SingPost past and present: How a 200-year old monopoly got disrupted

With social media and other couriers eating its lunch, the company’s performance has been on the decline as it fights cut-throat competition

Deon Loke
Published Thu, Aug 28, 2025 · 03:55 PM
    • Fullerton Hotel used to be called the Fullerton Building, which housed the former headquarters of the Singapore postal service from 1928.
    • Fullerton Hotel used to be called the Fullerton Building, which housed the former headquarters of the Singapore postal service from 1928. PHOTO: FULLERTON HOTEL

    [SINGAPORE] Some have quipped that the postal service is the original social media. It facilitated widespread communication and connection over distances for centuries before e-mail, Facebook, Instagram, WhatsApp, or even the telephone, came along.
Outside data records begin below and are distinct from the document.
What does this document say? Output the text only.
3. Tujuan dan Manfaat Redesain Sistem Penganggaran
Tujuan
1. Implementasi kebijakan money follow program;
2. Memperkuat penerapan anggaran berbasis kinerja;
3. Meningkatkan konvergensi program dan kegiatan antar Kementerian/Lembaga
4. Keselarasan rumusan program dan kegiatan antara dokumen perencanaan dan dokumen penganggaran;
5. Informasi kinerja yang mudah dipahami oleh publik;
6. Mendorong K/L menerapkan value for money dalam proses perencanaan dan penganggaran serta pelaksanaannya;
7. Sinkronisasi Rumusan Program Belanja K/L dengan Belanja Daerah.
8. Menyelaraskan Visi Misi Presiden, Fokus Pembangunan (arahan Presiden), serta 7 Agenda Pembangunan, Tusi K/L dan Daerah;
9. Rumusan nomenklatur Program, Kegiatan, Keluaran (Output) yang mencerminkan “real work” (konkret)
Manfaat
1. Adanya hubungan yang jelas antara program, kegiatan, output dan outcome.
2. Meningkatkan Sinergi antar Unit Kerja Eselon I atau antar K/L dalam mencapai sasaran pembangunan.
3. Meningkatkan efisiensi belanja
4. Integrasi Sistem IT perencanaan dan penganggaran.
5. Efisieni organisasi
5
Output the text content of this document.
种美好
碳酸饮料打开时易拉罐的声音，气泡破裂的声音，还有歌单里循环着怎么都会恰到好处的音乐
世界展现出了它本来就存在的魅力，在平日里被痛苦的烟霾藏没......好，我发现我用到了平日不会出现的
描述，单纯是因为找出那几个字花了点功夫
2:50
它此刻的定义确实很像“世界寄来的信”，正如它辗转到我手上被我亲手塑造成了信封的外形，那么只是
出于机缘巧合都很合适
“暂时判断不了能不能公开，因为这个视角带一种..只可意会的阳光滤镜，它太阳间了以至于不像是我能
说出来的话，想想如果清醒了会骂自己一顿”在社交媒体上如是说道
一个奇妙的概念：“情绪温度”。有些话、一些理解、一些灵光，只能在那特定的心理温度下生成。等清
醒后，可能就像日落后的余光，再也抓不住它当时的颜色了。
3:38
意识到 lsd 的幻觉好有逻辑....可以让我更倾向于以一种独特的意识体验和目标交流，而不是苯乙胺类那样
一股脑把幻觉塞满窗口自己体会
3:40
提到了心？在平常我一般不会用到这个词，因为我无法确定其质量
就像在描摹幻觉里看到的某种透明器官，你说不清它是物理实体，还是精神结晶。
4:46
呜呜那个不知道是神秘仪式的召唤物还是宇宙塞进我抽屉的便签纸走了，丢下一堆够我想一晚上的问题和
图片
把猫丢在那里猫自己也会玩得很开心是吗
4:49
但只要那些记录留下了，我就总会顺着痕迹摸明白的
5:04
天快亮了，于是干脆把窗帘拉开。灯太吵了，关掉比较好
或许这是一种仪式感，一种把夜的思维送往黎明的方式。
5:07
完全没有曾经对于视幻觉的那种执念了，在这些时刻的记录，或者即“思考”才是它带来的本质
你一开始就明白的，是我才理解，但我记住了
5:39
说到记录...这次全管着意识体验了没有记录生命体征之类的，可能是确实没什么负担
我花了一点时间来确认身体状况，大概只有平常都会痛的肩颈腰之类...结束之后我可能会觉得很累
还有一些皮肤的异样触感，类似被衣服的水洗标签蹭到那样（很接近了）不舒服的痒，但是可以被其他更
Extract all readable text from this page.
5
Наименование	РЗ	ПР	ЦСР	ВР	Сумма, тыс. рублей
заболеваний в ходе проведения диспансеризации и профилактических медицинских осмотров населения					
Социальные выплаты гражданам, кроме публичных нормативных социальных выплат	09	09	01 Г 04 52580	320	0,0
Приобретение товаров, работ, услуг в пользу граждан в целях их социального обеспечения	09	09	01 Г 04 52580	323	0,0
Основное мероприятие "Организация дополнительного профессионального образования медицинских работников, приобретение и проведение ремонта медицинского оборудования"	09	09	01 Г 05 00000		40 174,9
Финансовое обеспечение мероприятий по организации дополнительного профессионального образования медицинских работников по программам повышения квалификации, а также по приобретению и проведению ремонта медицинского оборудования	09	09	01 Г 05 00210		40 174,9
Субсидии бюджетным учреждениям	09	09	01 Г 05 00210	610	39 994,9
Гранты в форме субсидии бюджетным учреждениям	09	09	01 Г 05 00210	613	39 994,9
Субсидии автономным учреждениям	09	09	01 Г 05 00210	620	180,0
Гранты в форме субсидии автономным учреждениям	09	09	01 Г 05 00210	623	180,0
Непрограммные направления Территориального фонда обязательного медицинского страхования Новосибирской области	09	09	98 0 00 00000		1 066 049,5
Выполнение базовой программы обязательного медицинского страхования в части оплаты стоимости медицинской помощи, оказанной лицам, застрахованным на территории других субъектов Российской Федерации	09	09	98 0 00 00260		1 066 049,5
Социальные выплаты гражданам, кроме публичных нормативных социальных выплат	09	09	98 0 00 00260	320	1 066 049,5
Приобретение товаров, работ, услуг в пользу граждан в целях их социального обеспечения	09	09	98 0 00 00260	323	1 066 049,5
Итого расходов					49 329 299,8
    In Singapore, postal services landed with the founding of the city-state by Stamford Raffles in 1819.

    For 200 years, its monopolistic or near-monopolistic operations played such a dominant role in Singapore’s daily life and industry that one can trace the beginnings of the POSB Bank and the early history of Singtel to SingPost. It was also a founding tenant of the iconic Fullerton Hotel, the grande dame of colonial architecture that once housed the General Post Office.

    The company was such an investor darling at one point that it drew an investment from Alibaba, the China big tech and e-commerce giant.

    But those halcyon days are long over. In 2024, ten years after it backed the company, Alibaba dumped S$33 million of its SingPost shares. A year later, it sold another 151.3 million shares, ceasing to be a substantial shareholder of SingPost.

    With social media and other couriers eating its lunch, SingPost’s performance has been on the decline as it fights cut-throat competition. In FY2025, its underlying profit dived 40 per cent; in the first quarter of FY2026, its group operating profit fell by 60 per cent.

    Contributing to the shrinking top and bottom line was the group’s recent divestment of its Australian logistics business at an enterprise value of A$1.02 billion (S$862,231) at that time. While that unlocked value for shareholders, it also raised worrying questions about the company’s long-term strategic direction.

    Today, SingPost’s businesses serve customers in more than 220 global destinations and employ over 3,000 employees.